“BEE” READY: It’s Bee Club!


Selaam Dollisso, Online Managing Editor

It’s the year 2050. The world has contended with the reunion of North and South Korea, the effects of climate change, and a Kanye presidency. Produce levels have reached an all-time low, and there is no longer enough food to sustain the massive population. It would seem that only a problem so vast could cause such a catastrophe, but this is not the case.

The culprits are actually quite small. Bees: the hardworking bundles of yellow and black who pollinate day in and day out, contributing to an estimated one-third of the world’s food supply. Bees are one of the most important species on the planet because of their necessity not only support our own survival, but to power essentially every food chain in our ecosystem. Devastatingly, for the first time in the nation’s history, seven bee species, native to Hawaii, have been placed on the endangered species list.

According to a recent article by CNN, the “ U.S. loses 30-70% of honey bee colonies a year”. There are two categories of bees to be concerned with: honey bees and wild bees- each with their own reasons for population reduction. Honey bees, as stated in their name, are used for the commercial sale of honey. The accumulation of their lives’ work is scraped from honey combs and drizzled into our lives, one supermarket shelf at a time. Wild bees are not confined for commercial use and are still out doing their thing in nature. The main reason the wild bees are dying is because of the dissipation of their environment.

Dr. Christopher Conolly of Dundee University states why this is such an urgent matter in an interview with CNN: 

“In the U.K. we’ve lost 97% of all our wild-flower meadows. These are places where the wild pollinators live, nest. If we destroy these, then we reduce the food available for them and the very diet they need, and also places to nest over winter. And if we lose the wild pollinators, if anything happens to our honey bees, we’ll be in a very serious position.”

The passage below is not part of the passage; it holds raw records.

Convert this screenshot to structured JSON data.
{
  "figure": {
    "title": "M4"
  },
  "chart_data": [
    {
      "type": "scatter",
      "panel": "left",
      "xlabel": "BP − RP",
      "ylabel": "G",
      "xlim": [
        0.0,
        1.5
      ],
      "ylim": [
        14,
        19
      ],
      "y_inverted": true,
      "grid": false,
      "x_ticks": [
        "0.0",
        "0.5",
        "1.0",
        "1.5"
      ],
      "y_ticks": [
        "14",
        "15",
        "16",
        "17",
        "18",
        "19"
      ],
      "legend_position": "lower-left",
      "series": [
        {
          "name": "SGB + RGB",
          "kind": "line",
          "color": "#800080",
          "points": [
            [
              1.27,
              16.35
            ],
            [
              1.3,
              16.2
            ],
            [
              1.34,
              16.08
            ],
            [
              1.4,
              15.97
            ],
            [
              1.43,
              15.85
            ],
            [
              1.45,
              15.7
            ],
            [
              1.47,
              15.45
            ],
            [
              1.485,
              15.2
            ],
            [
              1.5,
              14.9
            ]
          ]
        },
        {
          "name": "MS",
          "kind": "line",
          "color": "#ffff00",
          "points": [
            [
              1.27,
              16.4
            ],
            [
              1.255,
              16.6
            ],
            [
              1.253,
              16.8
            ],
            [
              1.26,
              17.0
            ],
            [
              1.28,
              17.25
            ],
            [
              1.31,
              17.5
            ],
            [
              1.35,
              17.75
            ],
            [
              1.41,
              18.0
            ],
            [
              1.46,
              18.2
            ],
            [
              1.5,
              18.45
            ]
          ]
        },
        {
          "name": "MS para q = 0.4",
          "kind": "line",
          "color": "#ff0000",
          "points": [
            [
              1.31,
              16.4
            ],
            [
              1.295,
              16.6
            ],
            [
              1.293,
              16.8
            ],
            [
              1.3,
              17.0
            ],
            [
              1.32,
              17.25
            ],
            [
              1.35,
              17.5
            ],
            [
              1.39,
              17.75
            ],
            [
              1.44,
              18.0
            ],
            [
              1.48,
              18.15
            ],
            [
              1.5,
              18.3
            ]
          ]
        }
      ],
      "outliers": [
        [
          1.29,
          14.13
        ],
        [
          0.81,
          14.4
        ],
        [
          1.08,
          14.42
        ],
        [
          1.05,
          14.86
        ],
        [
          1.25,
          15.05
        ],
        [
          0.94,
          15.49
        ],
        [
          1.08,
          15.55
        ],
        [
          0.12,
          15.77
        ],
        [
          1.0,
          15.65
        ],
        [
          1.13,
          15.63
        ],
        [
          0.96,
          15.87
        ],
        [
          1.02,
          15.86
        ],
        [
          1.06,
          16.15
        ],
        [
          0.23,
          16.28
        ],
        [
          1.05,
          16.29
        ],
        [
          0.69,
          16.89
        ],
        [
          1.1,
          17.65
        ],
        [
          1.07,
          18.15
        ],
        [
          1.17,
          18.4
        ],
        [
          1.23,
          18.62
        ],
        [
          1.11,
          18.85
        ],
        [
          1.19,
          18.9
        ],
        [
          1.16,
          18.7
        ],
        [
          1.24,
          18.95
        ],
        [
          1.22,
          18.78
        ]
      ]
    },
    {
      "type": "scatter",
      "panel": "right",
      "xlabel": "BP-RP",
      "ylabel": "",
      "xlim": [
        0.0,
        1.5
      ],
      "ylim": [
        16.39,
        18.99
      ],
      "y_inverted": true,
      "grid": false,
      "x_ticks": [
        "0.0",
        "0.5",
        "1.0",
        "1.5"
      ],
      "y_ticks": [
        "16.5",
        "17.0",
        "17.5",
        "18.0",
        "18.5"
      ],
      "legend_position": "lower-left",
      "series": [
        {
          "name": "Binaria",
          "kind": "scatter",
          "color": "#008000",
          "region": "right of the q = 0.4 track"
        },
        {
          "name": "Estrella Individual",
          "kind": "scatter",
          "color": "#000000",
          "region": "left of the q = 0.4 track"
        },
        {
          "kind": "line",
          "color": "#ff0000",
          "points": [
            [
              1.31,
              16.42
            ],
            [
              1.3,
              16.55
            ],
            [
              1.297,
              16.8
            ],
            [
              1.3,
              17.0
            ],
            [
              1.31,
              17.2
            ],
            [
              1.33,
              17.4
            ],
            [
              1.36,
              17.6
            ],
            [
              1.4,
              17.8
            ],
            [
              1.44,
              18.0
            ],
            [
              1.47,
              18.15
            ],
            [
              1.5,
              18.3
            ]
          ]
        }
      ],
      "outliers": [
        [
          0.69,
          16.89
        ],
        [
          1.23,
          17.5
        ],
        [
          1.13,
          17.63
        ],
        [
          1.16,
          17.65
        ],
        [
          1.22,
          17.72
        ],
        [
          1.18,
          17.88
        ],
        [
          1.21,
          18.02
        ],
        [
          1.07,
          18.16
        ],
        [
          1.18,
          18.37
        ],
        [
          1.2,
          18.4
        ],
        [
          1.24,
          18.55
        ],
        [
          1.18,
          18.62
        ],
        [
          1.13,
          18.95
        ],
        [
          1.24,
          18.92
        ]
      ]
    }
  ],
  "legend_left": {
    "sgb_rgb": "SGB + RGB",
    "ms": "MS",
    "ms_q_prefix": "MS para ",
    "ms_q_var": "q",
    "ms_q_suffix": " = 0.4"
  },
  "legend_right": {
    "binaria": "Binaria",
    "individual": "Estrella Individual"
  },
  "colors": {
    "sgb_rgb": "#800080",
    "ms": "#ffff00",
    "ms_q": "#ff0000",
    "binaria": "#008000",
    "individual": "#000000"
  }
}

Pesticides have a multitude of negative effects on bees including inhibiting their ability to do high-end cognitive thinking such as, learning, navigation, and communication. There has also been a study on male bees where the chemicals acted as a contraceptive- only worsening the case of population drop. Without shelter, flowers to feed on, and pesticides infecting their hives, bees are continuing to die off in big waves. No matter how much we hate their sting, we need them in order to survive. In the words of Barry Bee Benson in “The Bee Movie”, it’s time for us to start “thinking bee”.imgres-3

Juniors Deeksha Sarda and Eileen Murray are doing just that, creating Ames High’s first club dedicated solely to these proud pollinators by brainstorming solutions and informing students (and the public) about this devastating problem. The inspiration for this one-of-a-kind club came from their AP Biology final. 

“[We] won’t be able to maintain current produce levels without…  bees… unless an alternative method is found.We decided to start the club to raise awareness and to help save bees.”, the two shared. 

The club’s goal is to have a lot of discussion in order to gain knowledge about the various problems causing this decline in bees and brainstorm solutions.

“We hope to use that knowledge by [doing] outreach projects… hopefully [we can] teach… kids and get them excited… to help. We are also considering going to a Story County Conservation program or even a honey farm!”

Additionally, they plan on having fundraisers here at Ames High to raise awareness among students, as well as raise money for a few year-long projects.

“One of our main goals is to build 2-3 pollinator hotels and donate them to parks around Ames. They’re basically wooden structures that provide a place for native bees to live since humans are depleting them of their natural homes.”

The club meets in Ms. Edster’s room during Friday Plus Periods. “Bee” there, or be square.